The health-care reform bill—the Patient Protection and Affordable Care Act—for all its flaws, truly is a historic accomplishment, one that had eluded the country for three-quarters of a century, and passing it was brutally difficult. But that was not the end of the struggle, for Republicans are determined to repeal the law. While there is almost no possibility that they could pass repeal over an Obama veto, the law will be vulnerable until 2014 when it is fully phased in. Repeal will be a major plank in a Republican platform to regain the White House in 2012.
An early salvo in the repeal campaign has been fired by the Cato Institute, a Washington think tank dedicated to the belief that any problem can be solved by lower taxes and fewer regulations. Not surprisingly, Cato dislikes almost everything about the new law, and has compiled its complaints in a white paper, Bad Medicine (www.cato.org/bad-medicine). Cato has two distinct classes of dislikes. The first is the fear that the law will be effective, which I found quite heartening. The second relates to various cost concerns, many of which are valid.
Cato is worried the law will “fundamentally reorder” the health market and convert insurers “into something resembling public utilities, privately owned” but with profits and offerings heavily regulated. (No more dropping people who get sick.) And they warn that “insurance coverage will be extended to millions more Americans as government subsidies are expanded deep into the middle class.” Well, good.
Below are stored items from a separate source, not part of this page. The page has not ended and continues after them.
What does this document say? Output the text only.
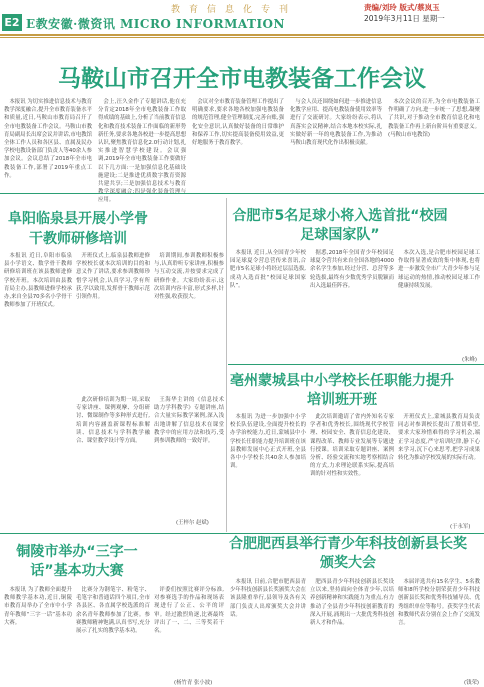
E2 E教安徽·微资讯 MICRO INFORMATION
教育信息化专刊	责编/刘玲 版式/蔡岚玉
2019年3月11日 星期一
马鞍山市召开全市电教装备工作会议
本报讯 为切实推进信息技术与教育教学深度融合,提升全市教育装备水平和质量,近日,马鞍山市教育局召开了全市电教装备工作会议。马鞍山市教育局副局长出席会议并讲话,市电教馆全体工作人员和各区县、直属及民办学校电教设备部门负责人等40余人参加会议。会议总结了2018年全市电教装备工作,部署了2019年重点工作。
会上,汪久金作了专题讲话,他在充分肯定2018年全市电教装备工作取得成绩的基础上,分析了当前教育信息化和教育技术装备工作面临的新形势新任务,要求各地各校进一步提高思想认识,聚焦教育信息化2.0行动计划,扎实推进智慧学校建设。会议强调,2019年全市电教装备工作要做好以下几方面:一是加强信息化基础设施建设;二是推进优质数字教育资源共建共享;三是加强信息技术与教育 应用。
会议对全市教育装备管理工作提出了明确要求,要求各地各校加强电教装备的规范管理,健全管理制度,完善台账,强化安全意识,认真做好装备的日常维护和保养工作,切实提高装备使用效益,更好地服务于教育教学。
与会人员还围绕如何进一步推进信息化教学应用、提高电教装备使用效率等进行了交流研讨。大家纷纷表示,将认真落实会议精神,结合本地本校实际,扎实做好新一年的电教装备工作,为推动马鞍山教育现代化作出积极贡献。
本次会议的召开,为全市电教装备工作明确了方向,进一步统一了思想,凝聚了共识,对于推动全市教育信息化和电教装备工作再上新台阶具有重要意义。(马鞍山市电教馆)
阜阳临泉县开展小学骨干教师研修培训
本报讯 近日,阜阳市临泉县小学语文、数学骨干教师研修培训班在该县教师进修学校开班。本次培训由县教育局主办,县教师进修学校承办,来自全县70多名小学骨干教师参加了开班仪式。
开班仪式上,临泉县教师进修学校校长就本次培训的目的和意义作了讲话,要求参训教师珍惜学习机会,认真学习,学有所获,学以致用,发挥骨干教师示范引领作用。
此次研修培训为期一周,采取专家讲座、课例观摩、分组研讨、微课制作等多种形式进行,培训内容涵盖新课程标准解读、信息技术与学科教学融合、课堂教学设计等方面。
培训期间,参训教师积极参与,认真聆听专家讲座,积极参与互动交流,并按要求完成了研修作业。大家纷纷表示,这次培训内容丰富,形式多样,针对性强,收获很大。
王海华主讲的《信息技术助力学科教学》专题讲座,结合大量实际教学案例,深入浅出地讲解了信息技术在课堂教学中的应用方法和技巧,受到参训教师的一致好评。
(王梓尔 赵斌)
合肥市5名足球小将入选首批“校园足球国家队”
本报讯 近日,从全国青少年校园足球夏令营总营传来喜讯,合肥市5名足球小将经过层层选拔,成功入选首批“校园足球国家队”。
据悉,2018年全国青少年校园足球夏令营共有来自全国各地的4000余名学生参加,经过分营、总营等多轮选拔,最终有少数优秀学员脱颖而出入选最佳阵容。
本次入选,是合肥市校园足球工作取得显著成效的集中体现,也将进一步激发全市广大青少年参与足球运动的热情,推动校园足球工作健康持续发展。
(朱峰)
亳州蒙城县中小学校长任职能力提升培训班开班
本报讯 为进一步加强中小学校长队伍建设,全面提升校长的办学治校能力,近日,蒙城县中小学校长任职能力提升培训班在该县教师发展中心正式开班,全县各中小学校长共40余人参加培训。
此次培训邀请了省内外知名专家学者和优秀校长,围绕现代学校管理、校园安全、教育信息化建设、课程改革、教师专业发展等专题进行授课。培训采取专题讲座、案例分析、经验交流和实地考察相结合的方式,力求理论联系实际,提高培训的针对性和实效性。
开班仪式上,蒙城县教育局负责同志对参训校长提出了殷切希望,要求大家珍惜难得的学习机会,端正学习态度,严守培训纪律,静下心来学习,沉下心来思考,把学习成果转化为推动学校发展的实际行动。
(于永军)
铜陵市举办“三字一话”基本功大赛
本报讯 为了教师全面提升教师教学基本功,近日,铜陵市教育局举办了全市中小学青年教师“三字一话”基本功大赛。
比赛分为钢笔字、粉笔字、毛笔字和普通话四个项目,全市各县区、各直属学校选派的百余名青年教师参加了比赛。参赛教师精神饱满,认真书写,充分展示了扎实的教学基本功。
评委们按照比赛评分标准,对参赛选手的作品和现场表现进行了公正、公平的评审。经过激烈角逐,比赛最终评出了一、二、三等奖若干名。
(杨竹青 张小波)
合肥肥西县举行青少年科技创新县长奖颁奖大会
本报讯 日前,合肥市肥西县青少年科技创新县长奖颁奖大会在该县隆重举行,县领导及各有关部门负责人出席颁奖大会并讲话。
肥西县青少年科技创新县长奖设立以来,坚持面向全体青少年,以培养创新精神和实践能力为重点,有力推动了全县青少年科技创新教育的深入开展,涌现出一大批优秀科技创新人才和作品。
本届评选共有15名学生、5名教师和8所学校分别荣获青少年科技创新县长奖和优秀科技辅导员、优秀组织单位等称号。获奖学生代表和教师代表分别在会上作了交流发言。
(钱荣)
Subsidies to individual purchasers will be through refundable tax credits, much like the current Earned Income Tax Credits, on a sliding scale that phases out at 400 percent of the official poverty line. To use Cato’s example: the out-of-pocket cost of insurance for a family of four with annual income of $30,000 would be limited to about 3 percent of its income, or under $1,000. For a family with a $65,000 income, the out-of-pocket cost would rise to about 9.5 percent of income. That seems fair and sensible.
A similar set of tax-credit subsidies applies to small employers, provided they pay at least half the cost of their employees’ insurance. The government will also reinsure small employers with workers over fifty-five to protect them against bad-claim experiences.
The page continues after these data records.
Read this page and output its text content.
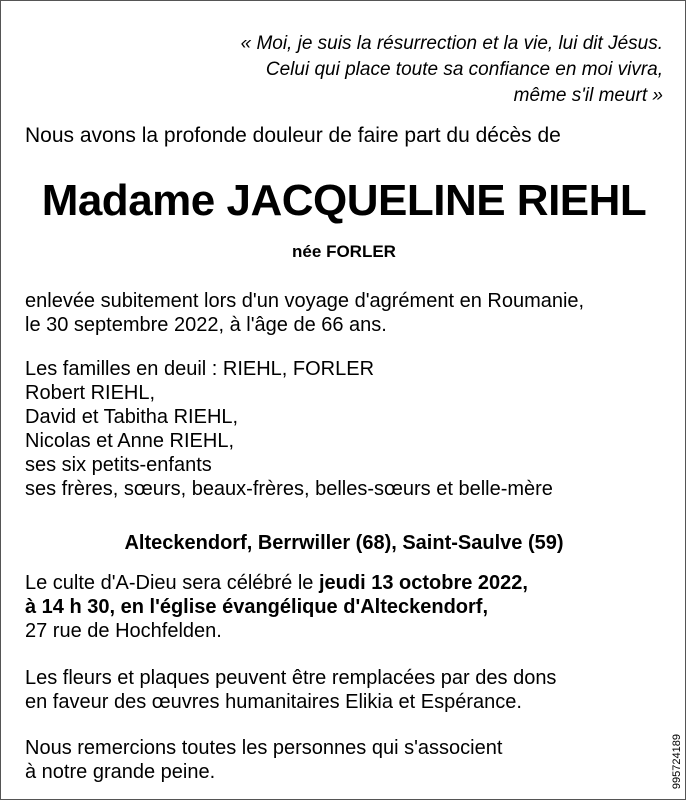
« Moi, je suis la résurrection et la vie, lui dit Jésus.
Celui qui place toute sa confiance en moi vivra,
même s'il meurt »
Nous avons la profonde douleur de faire part du décès de
Madame JACQUELINE RIEHL
née FORLER
enlevée subitement lors d'un voyage d'agrément en Roumanie,
le 30 septembre 2022, à l'âge de 66 ans.
Les familles en deuil : RIEHL, FORLER
Robert RIEHL,
David et Tabitha RIEHL,
Nicolas et Anne RIEHL,
ses six petits-enfants
ses frères, sœurs, beaux-frères, belles-sœurs et belle-mère
Alteckendorf, Berrwiller (68), Saint-Saulve (59)
Le culte d'A-Dieu sera célébré le jeudi 13 octobre 2022,
à 14 h 30, en l'église évangélique d'Alteckendorf,
27 rue de Hochfelden.
Les fleurs et plaques peuvent être remplacées par des dons
en faveur des œuvres humanitaires Elikia et Espérance.
Nous remercions toutes les personnes qui s'associent
à notre grande peine.	995724189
The subsidy carrots also come with mandate sticks—financial penalties if either individuals or employers fail to comply with their obligations to purchase or provide insurance. Cato detests the idea of mandates and penalties, but also points out that the penalties may be too small to be effective. (They neglect to mention that the mandates and penalties were a Republican idea in the debates over “Hillarycare.”)
When the law is fully phased in, every state will provide an insurance “exchange” offering low-cost health insurance to anyone who can’t get a better deal at work. Cato worries that many employers will choose to offer the exchange option, which could result in “a far more extensive government intervention in the insurance market.”
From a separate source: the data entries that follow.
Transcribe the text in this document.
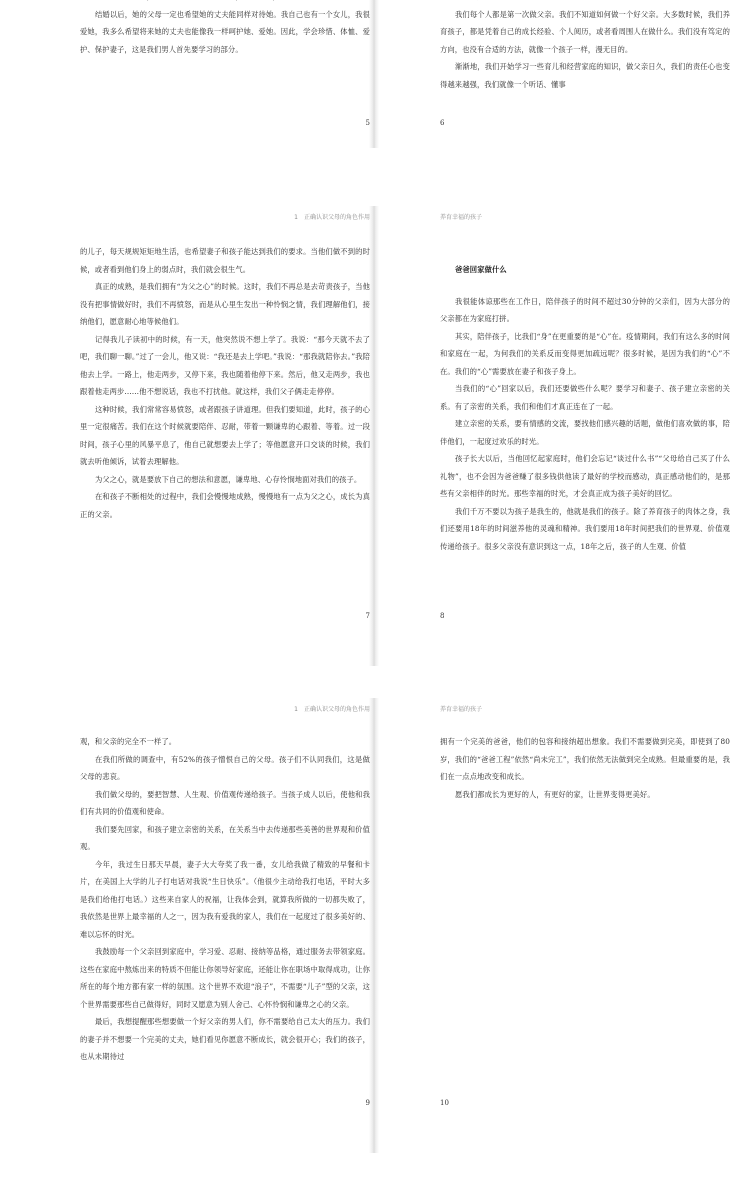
结婚以后，她的父母一定也希望她的丈夫能同样对待她。我自己也有一个女儿，我很爱她，我多么希望将来她的丈夫也能像我一样呵护她、爱她。因此，学会珍惜、体恤、爱护、保护妻子，这是我们男人首先要学习的部分。

5

我们每个人都是第一次做父亲。我们不知道如何做一个好父亲。大多数时候，我们养育孩子，都是凭着自己的成长经验、个人阅历，或者看周围人在做什么。我们没有笃定的方向，也没有合适的方法，就像一个孩子一样，漫无目的。

渐渐地，我们开始学习一些育儿和经营家庭的知识，做父亲日久，我们的责任心也变得越来越强，我们就像一个听话、懂事

6
1　正确认识父母的角色作用

的儿子，每天规规矩矩地生活，也希望妻子和孩子能达到我们的要求。当他们做不到的时候，或者看到他们身上的弱点时，我们就会很生气。

真正的成熟，是我们拥有“为父之心”的时候。这时，我们不再总是去苛责孩子，当他没有把事情做好时，我们不再愤怒，而是从心里生发出一种怜悯之情，我们理解他们，接纳他们，愿意耐心地等候他们。

记得我儿子读初中的时候，有一天，他突然说不想上学了。我说：“那今天就不去了吧，我们聊一聊。”过了一会儿，他又说：“我还是去上学吧。”我说：“那我就陪你去。”我陪他去上学。一路上，他走两步，又停下来，我也随着他停下来。然后，他又走两步，我也跟着他走两步……他不想说话，我也不打扰他。就这样，我们父子俩走走停停。

这种时候，我们常常容易愤怒，或者跟孩子讲道理。但我们要知道，此时，孩子的心里一定很痛苦。我们在这个时候就要陪伴、忍耐，带着一颗谦卑的心跟着、等着。过一段时间，孩子心里的风暴平息了，他自己就想要去上学了；等他愿意开口交谈的时候，我们就去听他倾诉，试着去理解他。

为父之心，就是要放下自己的想法和意愿，谦卑地、心存怜悯地面对我们的孩子。

在和孩子不断相处的过程中，我们会慢慢地成熟，慢慢地有一点为父之心，成长为真正的父亲。

7
养育幸福的孩子

爸爸回家做什么

我很能体谅那些在工作日，陪伴孩子的时间不超过30分钟的父亲们，因为大部分的父亲都在为家庭打拼。

其实，陪伴孩子，比我们“身”在更重要的是“心”在。疫情期间，我们有这么多的时间和家庭在一起，为何我们的关系反而变得更加疏远呢？很多时候，是因为我们的“心”不在。我们的“心”需要放在妻子和孩子身上。

当我们的“心”回家以后，我们还要做些什么呢？要学习和妻子、孩子建立亲密的关系。有了亲密的关系，我们和他们才真正连在了一起。

建立亲密的关系，要有情感的交流，要找他们感兴趣的话题，做他们喜欢做的事，陪伴他们，一起度过欢乐的时光。

孩子长大以后，当他回忆起家庭时，他们会忘记“谈过什么书”“父母给自己买了什么礼物”，也不会因为爸爸赚了很多钱供他读了最好的学校而感动，真正感动他们的，是那些有父亲相伴的时光。那些幸福的时光，才会真正成为孩子美好的回忆。

我们千万不要以为孩子是我生的，他就是我们的孩子。除了养育孩子的肉体之身，我们还要用18年的时间滋养他的灵魂和精神。我们要用18年时间把我们的世界观、价值观传递给孩子。很多父亲没有意识到这一点，18年之后，孩子的人生观、价值

8
1　正确认识父母的角色作用

观，和父亲的完全不一样了。

在我们所做的调查中，有52%的孩子憎恨自己的父母。孩子们不认同我们，这是做父母的悲哀。

我们做父母的，要把智慧、人生观、价值观传递给孩子。当孩子成人以后，使他和我们有共同的价值观和使命。

我们要先回家，和孩子建立亲密的关系，在关系当中去传递那些美善的世界观和价值观。

今年，我过生日那天早晨，妻子大大夸奖了我一番，女儿给我做了精致的早餐和卡片，在美国上大学的儿子打电话对我说“生日快乐”。（他很少主动给我打电话，平时大多是我们给他打电话。）这些来自家人的祝福，让我体会到，就算我所做的一切都失败了，我依然是世界上最幸福的人之一，因为我有爱我的家人，我们在一起度过了很多美好的、难以忘怀的时光。

我鼓励每一个父亲回到家庭中，学习爱、忍耐、接纳等品格，通过服务去带领家庭。这些在家庭中熬炼出来的特质不但能让你领导好家庭，还能让你在职场中取得成功，让你所在的每个地方都有家一样的氛围。这个世界不欢迎“浪子”，不需要“儿子”型的父亲，这个世界需要那些自己做得好，同时又愿意为别人舍己、心怀怜悯和谦卑之心的父亲。

最后，我想提醒那些想要做一个好父亲的男人们，你不需要给自己太大的压力。我们的妻子并不想要一个完美的丈夫，她们看见你愿意不断成长，就会很开心；我们的孩子，也从未期待过

9
养育幸福的孩子

拥有一个完美的爸爸，他们的包容和接纳超出想象。我们不需要做到完美，即使到了80岁，我们的“爸爸工程”依然“尚未完工”，我们依然无法做到完全成熟。但最重要的是，我们在一点点地改变和成长。

愿我们都成长为更好的人，有更好的家，让世界变得更美好。

10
What does Cato fear? Assuming most states take the exchange mandate seriously, a half-dozen or so highly successful experiments are likely to emerge—perhaps Kaiser-type combinations of good medical supervision, cost control, and adherence to best-treatment protocols. Successful programs would be replicated in other states—there is no mystery to how Kaiser achieves its results—and over a decade or so the bottom 60 to 70 percent of the population could migrate into such programs. Sounds awful, doesn’t it?
That’s the good news. But there are some big holes. The real poor, who can’t afford to pay for subsidized individual insurance, will be shunted into current Medicaid programs. I say “shunted,” for many Medicaid programs offer genuinely substandard care, mostly because fee schedules are so low that fewer and fewer doctors participate. But the law also provides for a large expansion of community health centers, which could pick up the slack, and save money besides.
All other costs are probably seriously underestimated, as well, but as Princeton’s Uwe Reinhardt notes, the world record for cost underestimates is still owned by the Bush Medicare drug program. The truth is that reining in health-care cost growth will be a long process that will involve, among other things, limiting taxpayer support for unproven technologies.
The net of it is, for all the might-have-beens, the new health reform law is a watershed achievement. The law will be vulnerable for years to come, but repeal would be a tragedy.